Remains of 100 Muslims found in Bosnian lake

THE remains of more than 100 Muslim victims of Bosnia’s 1992-1995 war were found in a lake in the eastern part of the country, officials confirmed last night.

Some 500 incomplete sets of bones, exhumed from Perucac Lake by Bosnian and Serbian forensic experts, should account for around 108 victims, officials from institutes for missing people of the two countries said in Sarajevo.

The remains of the victims – believed to be Muslims killed at the start of the war by Bosnian Serb forces carrying out ethnic cleansing near the eastern town of Visegrad – must be identified through DNA analysis.

“After taking samples for identification, we should have the first victims’ identities within the next four to six weeks,” said Amor Masovic, head of the Bosnian Institute for Missing People.

Mr Masovic presented the results of the exhumation operation at the lake – a reservoir on the Drina River, which marks the border between Serbia and Bosnia – along with his Serbian counterpart Zeljko Odalovic.
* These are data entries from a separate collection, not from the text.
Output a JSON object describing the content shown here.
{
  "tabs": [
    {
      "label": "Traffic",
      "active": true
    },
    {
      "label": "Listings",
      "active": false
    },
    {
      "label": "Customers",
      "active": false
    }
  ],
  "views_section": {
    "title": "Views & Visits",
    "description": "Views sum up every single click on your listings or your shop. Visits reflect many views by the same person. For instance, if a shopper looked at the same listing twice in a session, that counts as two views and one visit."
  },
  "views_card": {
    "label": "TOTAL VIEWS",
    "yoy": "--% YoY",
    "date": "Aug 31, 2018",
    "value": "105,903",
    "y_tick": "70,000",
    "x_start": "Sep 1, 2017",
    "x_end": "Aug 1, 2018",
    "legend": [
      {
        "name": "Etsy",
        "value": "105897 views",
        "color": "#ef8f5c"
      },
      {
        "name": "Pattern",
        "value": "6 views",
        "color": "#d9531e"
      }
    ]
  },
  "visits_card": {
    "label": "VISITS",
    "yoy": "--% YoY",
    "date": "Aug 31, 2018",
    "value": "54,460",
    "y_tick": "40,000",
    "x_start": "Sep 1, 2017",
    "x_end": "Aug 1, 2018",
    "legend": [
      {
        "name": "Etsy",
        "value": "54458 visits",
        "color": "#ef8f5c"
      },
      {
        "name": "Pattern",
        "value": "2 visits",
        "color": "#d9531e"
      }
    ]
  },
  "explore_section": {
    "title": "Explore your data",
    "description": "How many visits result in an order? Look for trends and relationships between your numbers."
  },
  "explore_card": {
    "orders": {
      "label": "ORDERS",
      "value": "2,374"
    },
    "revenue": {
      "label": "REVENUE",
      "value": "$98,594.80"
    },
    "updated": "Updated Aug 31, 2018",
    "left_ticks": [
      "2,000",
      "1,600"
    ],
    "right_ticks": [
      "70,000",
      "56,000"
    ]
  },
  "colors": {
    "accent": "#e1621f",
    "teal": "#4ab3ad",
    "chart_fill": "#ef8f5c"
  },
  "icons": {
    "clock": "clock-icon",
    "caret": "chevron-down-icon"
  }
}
Since late July, some 15 forensic experts, helped by more that 2000 civilian volunteers and the army, have searched the lake’s emptied bed.

Authorities are still searching for 824 Muslims reported missing in the Visegrad region, Mr Masovic said, and it is believed that a third of them were thrown into the lake.

Bosnia’s inter-ethnic war between its Croats, Muslims and Serbs claimed some 100,000 lives and some 10,000 people are still reported as missing, according to the International Committee of the Red Cross.